Vincent Cassel is an undercover DJ in Netflix's Banger
The film doesn't always strike the right chord, but when it does, it's genuinely entertaining
April 22nd, 2025
Tracksuit in acetate and a chain around the neck. Vincent Cassel is DJ Scorpex in the film Banger by So Me, which since April 2 has been among the most-watched feature films on Netflix in France. The character has a backstory: after directing a six-episode series in 2021 titled 6 X Confiné.e.s, the director recalls the Parisian actor, who appeared in the same role, to now entrust him with an entire adventure. An undercover mission in the world of techno parties and DJ stardom from which the protagonist Scorpex seems to have been forgotten. A career that started with a timeless hit released fifteen years earlier and that over time relegated him to minor appearances and the glory of past days. Even if Scorpex likes to reiterate that there will be no big comeback for him since he never left, with Cassel choosing to temporarily shed the auteur aura he is often seen wearing to focus on a light and offbeat project. At times disjointed and humorous also for this reason, although the arrival of the film on Netflix was not exactly met with a positive reception, it tries to overcome any criticism with beats and carry out the protagonist’s task: unmask a criminal gangster hiding behind the psychedelic and pumping facade of electronic music.

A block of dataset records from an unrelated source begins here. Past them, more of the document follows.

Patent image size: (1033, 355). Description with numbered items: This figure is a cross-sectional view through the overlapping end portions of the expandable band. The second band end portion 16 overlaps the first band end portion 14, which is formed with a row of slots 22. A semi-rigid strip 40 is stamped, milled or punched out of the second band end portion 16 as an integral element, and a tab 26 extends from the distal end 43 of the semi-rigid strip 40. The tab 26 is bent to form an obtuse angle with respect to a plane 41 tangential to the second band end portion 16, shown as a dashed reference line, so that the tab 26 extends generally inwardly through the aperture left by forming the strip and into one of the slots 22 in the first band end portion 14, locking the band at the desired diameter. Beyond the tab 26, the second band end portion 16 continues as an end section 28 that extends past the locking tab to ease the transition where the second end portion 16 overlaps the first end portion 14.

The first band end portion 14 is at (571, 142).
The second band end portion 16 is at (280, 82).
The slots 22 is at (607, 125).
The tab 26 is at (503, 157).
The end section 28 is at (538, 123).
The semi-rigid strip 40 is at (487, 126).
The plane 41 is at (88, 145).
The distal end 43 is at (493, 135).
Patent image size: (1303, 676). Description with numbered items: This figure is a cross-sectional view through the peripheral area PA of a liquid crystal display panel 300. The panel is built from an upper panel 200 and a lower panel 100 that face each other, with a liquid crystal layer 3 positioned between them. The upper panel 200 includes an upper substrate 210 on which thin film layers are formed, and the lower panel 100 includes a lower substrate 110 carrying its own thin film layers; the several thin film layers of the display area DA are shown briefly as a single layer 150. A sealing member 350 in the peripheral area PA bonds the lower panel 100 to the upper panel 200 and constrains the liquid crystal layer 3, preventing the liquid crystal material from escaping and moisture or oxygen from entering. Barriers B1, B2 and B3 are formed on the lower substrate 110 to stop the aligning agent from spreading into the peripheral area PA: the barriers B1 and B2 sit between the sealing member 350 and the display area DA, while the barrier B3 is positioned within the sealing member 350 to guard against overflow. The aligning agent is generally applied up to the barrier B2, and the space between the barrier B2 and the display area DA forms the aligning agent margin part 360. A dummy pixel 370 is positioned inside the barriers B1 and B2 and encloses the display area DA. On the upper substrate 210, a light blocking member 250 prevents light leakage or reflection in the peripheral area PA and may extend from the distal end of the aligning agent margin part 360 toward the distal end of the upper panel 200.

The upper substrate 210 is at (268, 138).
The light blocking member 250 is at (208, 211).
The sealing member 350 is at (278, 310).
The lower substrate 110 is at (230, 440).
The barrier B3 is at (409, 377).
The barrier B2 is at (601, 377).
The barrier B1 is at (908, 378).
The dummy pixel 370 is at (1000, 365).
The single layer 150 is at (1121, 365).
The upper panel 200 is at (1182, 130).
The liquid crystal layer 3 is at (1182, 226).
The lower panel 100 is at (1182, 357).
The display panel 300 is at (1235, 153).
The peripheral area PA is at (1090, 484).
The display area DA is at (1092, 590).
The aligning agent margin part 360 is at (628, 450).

One certainly cannot say that Banger is a comedy that brings something new to the genre or that Cassel’s protagonist remains among the characters we would periodically want to see again, but it seems too harsh a judgment that does not find in the film a deliberately and playfully carefree tone. A police operation in which Scorpex finds himself entangled and which he would rather have nothing to do with, but which could allow him to knock out his young rival – Mister V’s Vestax, who also stole the X from his name – and perhaps help give a bit of fuel back to his life, now made up of performances interrupted to make room for the star of the moment and live streams from his own living room. If the story may not be exciting, there is still an aesthetic that makes the work appreciable, pleasant to watch, and with a personality that reflects both the characters’ traits and the environment it portrays. Inevitable given So Me’s background, also a graphic designer and animator, as well as art director of the Ed Banger Records label, who shows he knows well the scene he’s talking about, with disputes among artists and strategies to make one’s image as appealing as the music itself.
But if between locations and lights, colors and costumes it does justice to a well-crafted and suitable staging, it’s in the script co-written with Agnès Feuvre and Elias Belkeddar that it shows uncertainty. The comedic moments are saved, they are not striking, but they lighten the tone and are well inhabited by the protagonists, first and foremost Vincent Cassel. It’s in tying together the plot threads that So Me doesn’t quite know how to extricate himself, a bit like his police agents, ending up living more from situations than from narrative linearity. Sketches and humorous digressions that are then strung together one by one to lay out a flawed story, still capable of bringing the pop comedy to completion. Banger resonates with good intentions and tries its best like Scorpex and, just like the protagonist, sometimes manages to hit the right rhythm while in others, despite the effort, it struggles more.